Research overturns conventional thinking on the age and diversity of marine ecosystems

Author: Kyle

Posted on Sep 23, 2020

Category: Student Stories


Research by a recent UNB PhD graduate overturns conventional thinking on the age and diversity of marine ecosystems. Conventional wisdom held that organisms currently living in arctic waters arrived relatively recently from warm southern waters following the recession of glaciers that blanketed much of North America during the last major glacial period 21 thousand years ago. Hence, organisms currently inhabiting artic waters were thought to be relatively recent immigrants from a common source.

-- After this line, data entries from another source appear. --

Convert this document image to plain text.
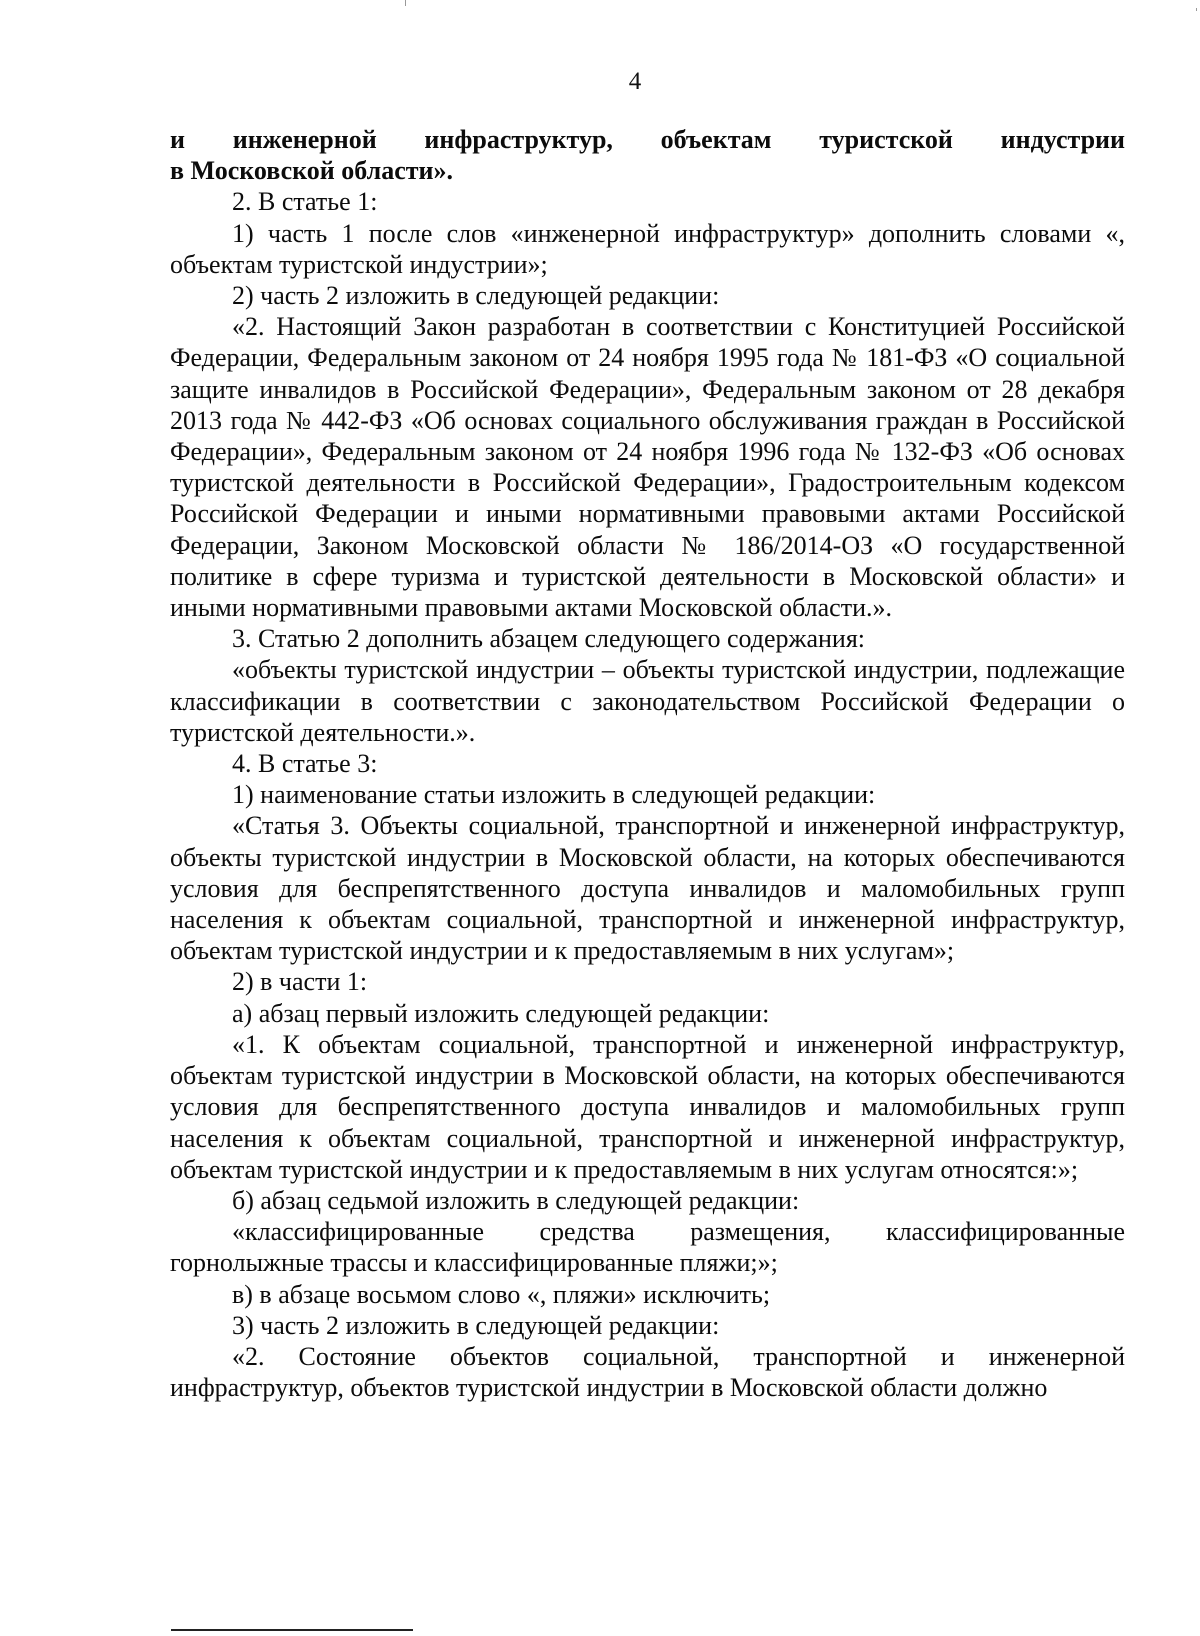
4

и инженерной инфраструктур, объектам туристской индустрии
в Московской области».

2. В статье 1:

1) часть 1 после слов «инженерной инфраструктур» дополнить словами «, объектам туристской индустрии»;

2) часть 2 изложить в следующей редакции:

«2. Настоящий Закон разработан в соответствии с Конституцией Российской Федерации, Федеральным законом от 24 ноября 1995 года № 181-ФЗ «О социальной защите инвалидов в Российской Федерации», Федеральным законом от 28 декабря 2013 года № 442-ФЗ «Об основах социального обслуживания граждан в Российской Федерации», Федеральным законом от 24 ноября 1996 года № 132-ФЗ «Об основах туристской деятельности в Российской Федерации», Градостроительным кодексом Российской Федерации и иными нормативными правовыми актами Российской Федерации, Законом Московской области № 186/2014-ОЗ «О государственной политике в сфере туризма и туристской деятельности в Московской области» и иными нормативными правовыми актами Московской области.».

3. Статью 2 дополнить абзацем следующего содержания:

«объекты туристской индустрии – объекты туристской индустрии, подлежащие классификации в соответствии с законодательством Российской Федерации о туристской деятельности.».

4. В статье 3:

1) наименование статьи изложить в следующей редакции:

«Статья 3. Объекты социальной, транспортной и инженерной инфраструктур, объекты туристской индустрии в Московской области, на которых обеспечиваются условия для беспрепятственного доступа инвалидов и маломобильных групп населения к объектам социальной, транспортной и инженерной инфраструктур, объектам туристской индустрии и к предоставляемым в них услугам»;

2) в части 1:

а) абзац первый изложить следующей редакции:

«1. К объектам социальной, транспортной и инженерной инфраструктур, объектам туристской индустрии в Московской области, на которых обеспечиваются условия для беспрепятственного доступа инвалидов и маломобильных групп населения к объектам социальной, транспортной и инженерной инфраструктур, объектам туристской индустрии и к предоставляемым в них услугам относятся:»;

б) абзац седьмой изложить в следующей редакции:

«классифицированные средства размещения, классифицированные горнолыжные трассы и классифицированные пляжи;»;

в) в абзаце восьмом слово «, пляжи» исключить;

3) часть 2 изложить в следующей редакции:

«2. Состояние объектов социальной, транспортной и инженерной инфраструктур, объектов туристской индустрии в Московской области должно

However, research by a recent UNB graduate, Trevor Bringloe – now Dr. Bringloe – who completed his PhD in Biology in 2018 under the supervision of UNB Professor of Biology and Dean of Science Dr. Gary Saunders, challenges this paradigm. Together with a colleague in Australia, Bringloe and Saunders’s research suggests that, in fact, these artic populations are not likely recent immigrants that post-date the glacial period but rather survivors of the glacial period that originated from a variety of arctic sources. Hence, they are much older and far more genetically diverse than previously thought.

They base this conclusion on a combination of high-tech habitat modelling of arctic conditions during the last major glacial period and detailed genetic studies of marine ‘forests’ (i.e., seaweed) in remote areas around the Bering Sea, Hudson Bay and Baffin Island. The groups’ seminal findings are published in the prestigious Proceedings of the National Academy of Sciences.

The work has important implications for the potential adaptability of marine organisms in the arctic and the associated preservation of biotic diversity in the face of climate change and the warming of polar regions. Dr. Bringloe has since moved to warmer waters himself, specifically to Australia, where he is now at the University of Melbourne and holds a McKenzie Postdoctoral Fellowship to continue his research on genomic evolution of Arctic marine organisms.